Alicia Rodis is an American intimacy coordinator, director and actor.
Rodis grew up in Cleveland, Ohio, and acted in regional and classical theatre. Growing up, Alicia was often cast in more adult roles. She was aged 15 when she had an on-stage kiss, and faked an orgasm aged 18. She had mixed experiences of adult scenes, with some causing mental distress later.
She moved to New York City in 2008, and became involved with the New York Shakespeare Exchange, becoming the fight director for several productions, and directing a Shakespeare-themed pub crawl in the city. She has also worked with the Yale School of Drama and the Juilliard School. She worked as intimacy coordinator on Season 2 of HBO's The Deuce and was the first such hire by a mainstream television network; demand for intimacy coordinators, who are tasked to ensure the well-being of actors performing in sex scenes or other intimate sequences, rose following the emergence of the Me Too movement in 2017. She was recommended for the role based on her reputation, and her help was described as "a successful, positive, experience".

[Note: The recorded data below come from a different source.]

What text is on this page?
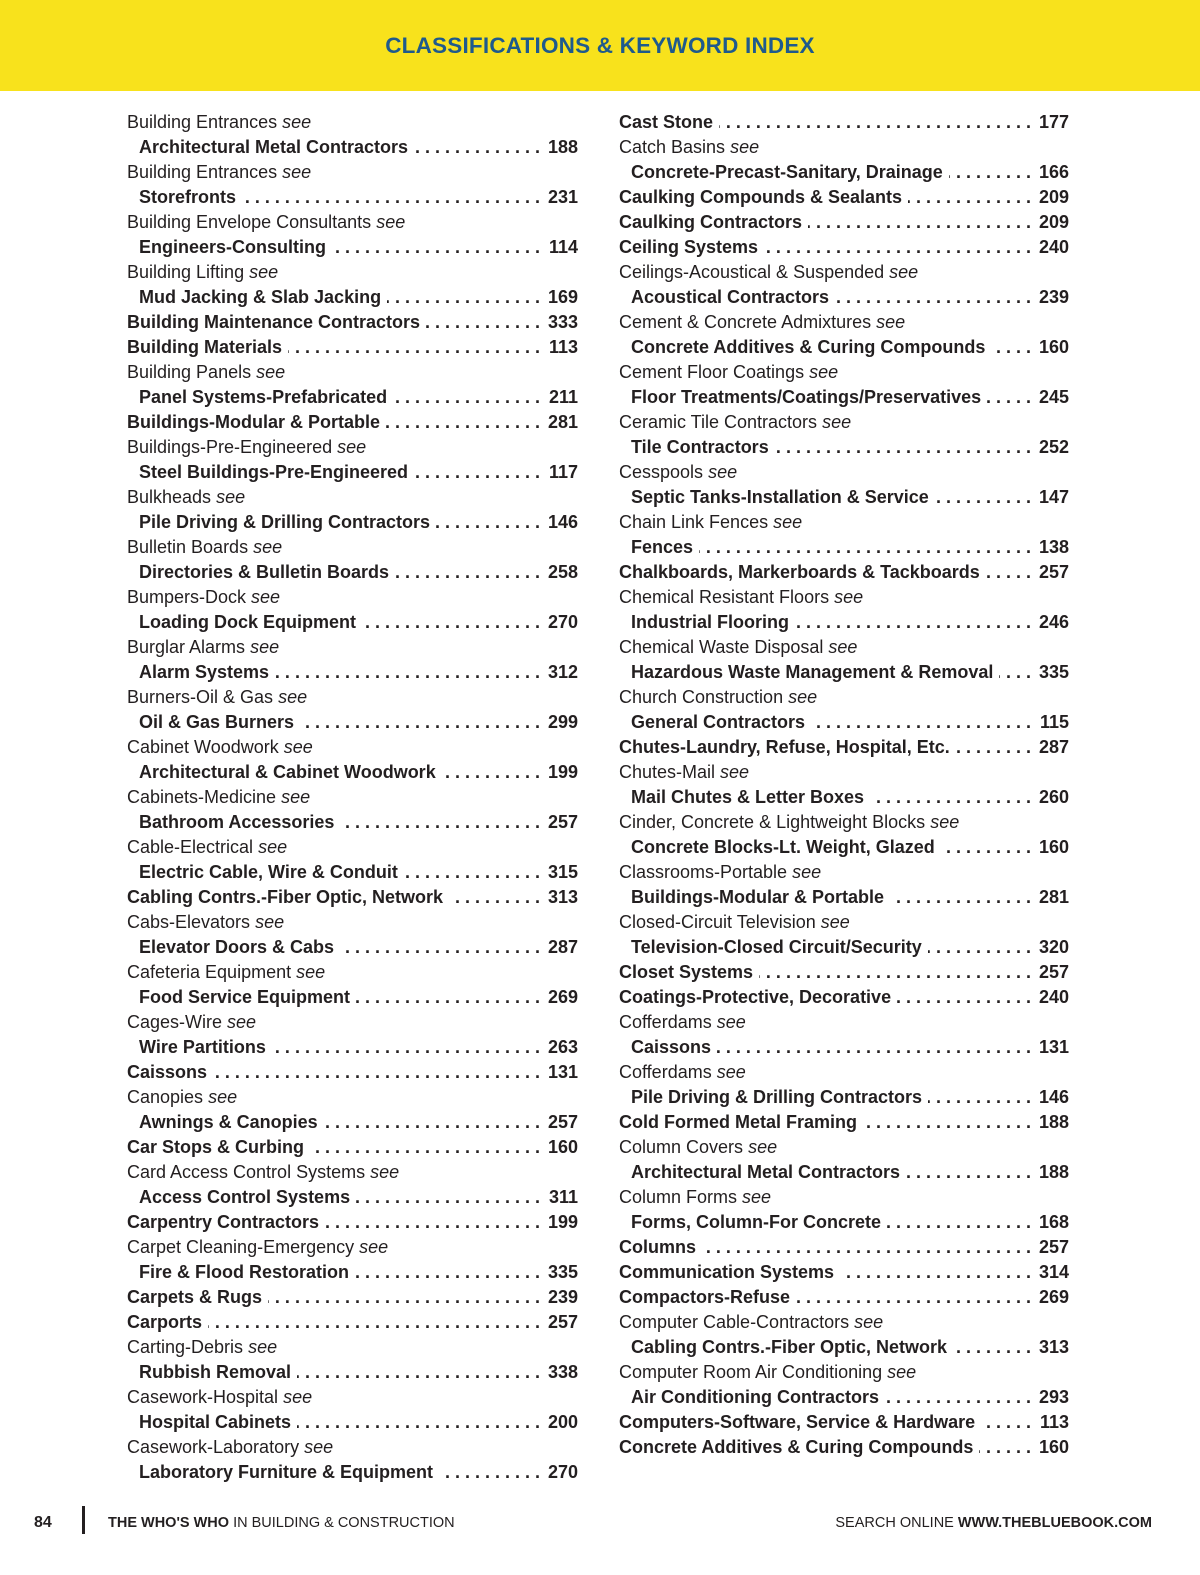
CLASSIFICATIONS & KEYWORD INDEX
Building Entrances see
Architectural Metal Contractors . . .	188
Building Entrances see
Storefronts . . .	231
Building Envelope Consultants see
Engineers-Consulting . . .	114
Building Lifting see
Mud Jacking & Slab Jacking . . .	169
Building Maintenance Contractors . . .	333
Building Materials . . .	113
Building Panels see
Panel Systems-Prefabricated . . .	211
Buildings-Modular & Portable . . .	281
Buildings-Pre-Engineered see
Steel Buildings-Pre-Engineered . . .	117
Bulkheads see
Pile Driving & Drilling Contractors . . .	146
Bulletin Boards see
Directories & Bulletin Boards . . .	258
Bumpers-Dock see
Loading Dock Equipment . . .	270
Burglar Alarms see
Alarm Systems . . .	312
Burners-Oil & Gas see
Oil & Gas Burners . . .	299
Cabinet Woodwork see
Architectural & Cabinet Woodwork . . .	199
Cabinets-Medicine see
Bathroom Accessories . . .	257
Cable-Electrical see
Electric Cable, Wire & Conduit . . .	315
Cabling Contrs.-Fiber Optic, Network . . .	313
Cabs-Elevators see
Elevator Doors & Cabs . . .	287
Cafeteria Equipment see
Food Service Equipment . . .	269
Cages-Wire see
Wire Partitions . . .	263
Caissons . . .	131
Canopies see
Awnings & Canopies . . .	257
Car Stops & Curbing . . .	160
Card Access Control Systems see
Access Control Systems . . .	311
Carpentry Contractors . . .	199
Carpet Cleaning-Emergency see
Fire & Flood Restoration . . .	335
Carpets & Rugs . . .	239
Carports . . .	257
Carting-Debris see
Rubbish Removal . . .	338
Casework-Hospital see
Hospital Cabinets . . .	200
Casework-Laboratory see
Laboratory Furniture & Equipment . . .	270
Cast Stone . . .	177
Catch Basins see
Concrete-Precast-Sanitary, Drainage . . .	166
Caulking Compounds & Sealants . . .	209
Caulking Contractors . . .	209
Ceiling Systems . . .	240
Ceilings-Acoustical & Suspended see
Acoustical Contractors . . .	239
Cement & Concrete Admixtures see
Concrete Additives & Curing Compounds . . .	160
Cement Floor Coatings see
Floor Treatments/Coatings/Preservatives . . .	245
Ceramic Tile Contractors see
Tile Contractors . . .	252
Cesspools see
Septic Tanks-Installation & Service . . .	147
Chain Link Fences see
Fences . . .	138
Chalkboards, Markerboards & Tackboards . . .	257
Chemical Resistant Floors see
Industrial Flooring . . .	246
Chemical Waste Disposal see
Hazardous Waste Management & Removal . . .	335
Church Construction see
General Contractors . . .	115
Chutes-Laundry, Refuse, Hospital, Etc. . . .	287
Chutes-Mail see
Mail Chutes & Letter Boxes . . .	260
Cinder, Concrete & Lightweight Blocks see
Concrete Blocks-Lt. Weight, Glazed . . .	160
Classrooms-Portable see
Buildings-Modular & Portable . . .	281
Closed-Circuit Television see
Television-Closed Circuit/Security . . .	320
Closet Systems . . .	257
Coatings-Protective, Decorative . . .	240
Cofferdams see
Caissons . . .	131
Cofferdams see
Pile Driving & Drilling Contractors . . .	146
Cold Formed Metal Framing . . .	188
Column Covers see
Architectural Metal Contractors . . .	188
Column Forms see
Forms, Column-For Concrete . . .	168
Columns . . .	257
Communication Systems . . .	314
Compactors-Refuse . . .	269
Computer Cable-Contractors see
Cabling Contrs.-Fiber Optic, Network . . .	313
Computer Room Air Conditioning see
Air Conditioning Contractors . . .	293
Computers-Software, Service & Hardware . . .	113
Concrete Additives & Curing Compounds . . .	160
84	THE WHO'S WHO IN BUILDING & CONSTRUCTION	SEARCH ONLINE WWW.THEBLUEBOOK.COM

Rodis is a founding member of Intimacy Directors International, an organization working towards developing standards of safety and performance for intimacy in film and on stage. Along with her co-founders, Tonia Sina and Siobhan Richardson, she has witnessed inappropriate behavior on set or mishandling during scenes involving close intimacy. Her role is to watch the scenes closely, making notes, and making sure actors are comfortable with the work required, and that nobody is physically or mentally harmed. Rodis has said that there is an increased demand for this type of work. In early 2020, the US actors' union SAG-AFTRA publicized a policy mandating the inclusion of intimacy coordinators.
In 2018, the group performed an exhibition, #MeToo Shakespeare, explaining the importance of Intimacy Choreography.